In its annual survey, Death Sentences and Executions in 2008, the rights group says in 52 countries 2,390 persons were executed in 2008, up from 1,252 in 2007, while 8,864 were sentenced to death, up from 3,347.
The U.S., China, Iran, Saudi Arabia and Pakistan together accounted for 93% of all documented executions worldwide.
The Nobel Peace Prize-winning grassroots activist organization said it was encouraging that just 59 nations retained the death penalty and so few actually used it. In the U.S.--the only country in the Americas that consistently executes convicted persons--only nine of the 36 states that retained the death penalty in 2008 actually carried out executions, and most of these executions took place in one region: the South. Texas accounted for half (18 of 37) of the U.S. executions in 2008.
Of the 25 nations using the death penalty in 2008, China was the most prolific, using lethal injection and shooting to execute more than 1,718 persons--near three-quarters of all executions--though Beijing does not publish data on the death penalty.
Punishments such as beheading, stoning and electrocution, Amnesty's secretary-general, Irene Khan, said have no place in the 21st Century. Despite the rise in executions during 2008, she said, there were reasons to be optimistic.
The good news is that executions are only carried out by a small number of countries, which shows that we are moving closer to a death-penalty-free world, she said.
The group interpreted positively decisions by Argentina and Uzbekistan to abolish the death penalty in 2008. The fact that Belarus was the only European nation to carry out executions was highlighted.

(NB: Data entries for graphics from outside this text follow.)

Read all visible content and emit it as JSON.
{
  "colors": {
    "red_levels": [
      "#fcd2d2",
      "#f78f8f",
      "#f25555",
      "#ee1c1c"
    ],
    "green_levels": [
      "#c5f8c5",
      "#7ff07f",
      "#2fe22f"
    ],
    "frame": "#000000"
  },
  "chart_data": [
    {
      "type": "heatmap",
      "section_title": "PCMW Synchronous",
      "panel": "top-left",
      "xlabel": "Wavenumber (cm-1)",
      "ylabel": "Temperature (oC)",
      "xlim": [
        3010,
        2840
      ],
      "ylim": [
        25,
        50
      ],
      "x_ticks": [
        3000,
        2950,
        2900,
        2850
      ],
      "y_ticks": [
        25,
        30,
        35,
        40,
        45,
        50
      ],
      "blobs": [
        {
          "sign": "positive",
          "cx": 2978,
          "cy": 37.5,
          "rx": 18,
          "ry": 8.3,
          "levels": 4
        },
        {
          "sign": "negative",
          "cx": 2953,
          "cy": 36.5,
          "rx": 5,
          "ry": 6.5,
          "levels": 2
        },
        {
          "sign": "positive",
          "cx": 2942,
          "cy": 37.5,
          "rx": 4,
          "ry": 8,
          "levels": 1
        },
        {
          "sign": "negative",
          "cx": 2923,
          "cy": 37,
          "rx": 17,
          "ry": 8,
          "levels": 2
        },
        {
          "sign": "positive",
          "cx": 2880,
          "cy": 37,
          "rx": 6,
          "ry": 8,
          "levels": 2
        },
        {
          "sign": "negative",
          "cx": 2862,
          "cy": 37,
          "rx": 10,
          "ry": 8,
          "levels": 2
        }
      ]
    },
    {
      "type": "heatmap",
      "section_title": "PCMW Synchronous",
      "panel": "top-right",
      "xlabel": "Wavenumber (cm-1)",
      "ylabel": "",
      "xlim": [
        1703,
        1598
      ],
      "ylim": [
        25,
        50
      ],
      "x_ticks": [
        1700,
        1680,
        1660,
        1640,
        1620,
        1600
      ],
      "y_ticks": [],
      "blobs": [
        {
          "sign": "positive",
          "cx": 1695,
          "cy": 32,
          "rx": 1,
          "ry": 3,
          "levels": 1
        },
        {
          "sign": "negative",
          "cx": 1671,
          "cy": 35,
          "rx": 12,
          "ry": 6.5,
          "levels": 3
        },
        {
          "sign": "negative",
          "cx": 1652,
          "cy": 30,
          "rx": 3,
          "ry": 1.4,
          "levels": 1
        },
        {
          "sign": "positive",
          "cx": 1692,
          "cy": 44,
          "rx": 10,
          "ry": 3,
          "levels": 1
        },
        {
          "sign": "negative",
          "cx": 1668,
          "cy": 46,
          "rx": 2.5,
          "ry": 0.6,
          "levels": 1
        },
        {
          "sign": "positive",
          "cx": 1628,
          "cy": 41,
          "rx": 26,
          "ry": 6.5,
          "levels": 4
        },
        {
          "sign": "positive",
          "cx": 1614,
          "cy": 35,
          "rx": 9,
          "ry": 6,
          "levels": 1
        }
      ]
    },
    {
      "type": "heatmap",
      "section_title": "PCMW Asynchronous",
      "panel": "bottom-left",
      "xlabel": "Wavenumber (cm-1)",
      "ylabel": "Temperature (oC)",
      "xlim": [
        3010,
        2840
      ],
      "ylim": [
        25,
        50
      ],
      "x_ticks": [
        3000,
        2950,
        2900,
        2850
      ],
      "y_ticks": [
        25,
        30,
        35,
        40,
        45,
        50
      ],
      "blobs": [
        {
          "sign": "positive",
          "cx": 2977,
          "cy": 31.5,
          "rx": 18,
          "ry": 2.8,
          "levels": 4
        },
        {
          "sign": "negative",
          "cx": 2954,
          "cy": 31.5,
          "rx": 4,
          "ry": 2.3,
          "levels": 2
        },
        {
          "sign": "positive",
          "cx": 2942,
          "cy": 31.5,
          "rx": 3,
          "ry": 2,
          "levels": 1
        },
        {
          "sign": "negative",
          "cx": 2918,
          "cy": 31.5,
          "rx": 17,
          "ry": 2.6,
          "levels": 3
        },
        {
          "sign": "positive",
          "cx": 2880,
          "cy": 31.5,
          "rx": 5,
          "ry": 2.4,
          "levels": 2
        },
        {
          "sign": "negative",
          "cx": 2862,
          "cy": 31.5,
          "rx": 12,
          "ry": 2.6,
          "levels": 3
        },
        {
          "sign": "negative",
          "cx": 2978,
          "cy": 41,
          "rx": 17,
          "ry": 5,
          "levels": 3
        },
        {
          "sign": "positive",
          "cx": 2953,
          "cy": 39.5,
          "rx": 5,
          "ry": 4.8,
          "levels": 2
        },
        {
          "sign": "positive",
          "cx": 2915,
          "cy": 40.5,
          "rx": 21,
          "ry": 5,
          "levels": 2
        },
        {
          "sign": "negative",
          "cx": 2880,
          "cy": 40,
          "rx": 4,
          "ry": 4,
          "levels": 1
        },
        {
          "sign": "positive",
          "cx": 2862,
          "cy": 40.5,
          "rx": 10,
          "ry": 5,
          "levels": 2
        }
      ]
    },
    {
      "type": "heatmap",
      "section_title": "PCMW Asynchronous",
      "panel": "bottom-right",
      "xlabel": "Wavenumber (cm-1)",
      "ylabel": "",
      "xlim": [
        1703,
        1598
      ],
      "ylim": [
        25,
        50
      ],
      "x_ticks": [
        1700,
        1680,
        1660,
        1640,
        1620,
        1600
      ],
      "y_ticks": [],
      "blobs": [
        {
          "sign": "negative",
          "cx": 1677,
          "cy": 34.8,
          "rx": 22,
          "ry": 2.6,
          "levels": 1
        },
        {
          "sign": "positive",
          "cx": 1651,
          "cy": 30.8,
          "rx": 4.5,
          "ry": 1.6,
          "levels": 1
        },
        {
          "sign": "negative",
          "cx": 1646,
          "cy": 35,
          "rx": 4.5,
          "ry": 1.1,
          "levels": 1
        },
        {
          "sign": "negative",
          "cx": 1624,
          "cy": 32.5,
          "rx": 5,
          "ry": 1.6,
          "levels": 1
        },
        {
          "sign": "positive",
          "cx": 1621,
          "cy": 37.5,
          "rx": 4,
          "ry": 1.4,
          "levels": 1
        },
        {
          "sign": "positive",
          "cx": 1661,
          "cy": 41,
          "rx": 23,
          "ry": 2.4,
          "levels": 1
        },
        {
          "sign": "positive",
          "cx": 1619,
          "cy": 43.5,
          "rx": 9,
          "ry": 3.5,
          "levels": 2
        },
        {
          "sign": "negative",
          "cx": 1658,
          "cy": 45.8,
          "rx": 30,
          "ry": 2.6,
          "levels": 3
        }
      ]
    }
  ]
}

The group's report disclosed that executions were also a regional phenomenon in the global context, as most executions in 2008 were carried out in Asia and the Middle East. The other worst offenders were Iran (346), Saudi Arabia (102), Pakistan (36) and Iraq (34).
Europe and Central Asia were now virtually free of the death penalty--with the exception of Belarus.
However, Amnesty also noted worrying instances of some nations bucking a long-term trend away from the death penalty. St Kitts and Nevis carried out the first execution in the Caribbean for five years. And, Liberia introduced capital punishment for robbery, terrorism and hijacking.
Of the top six countries in Amnesty's list, only the U.S. (37) publishes statistics on the penalty's use. The figures for the others--who frequently give much higher figures--are estimates based on what Amnesty International has verified through media reports, rights groups and official statements.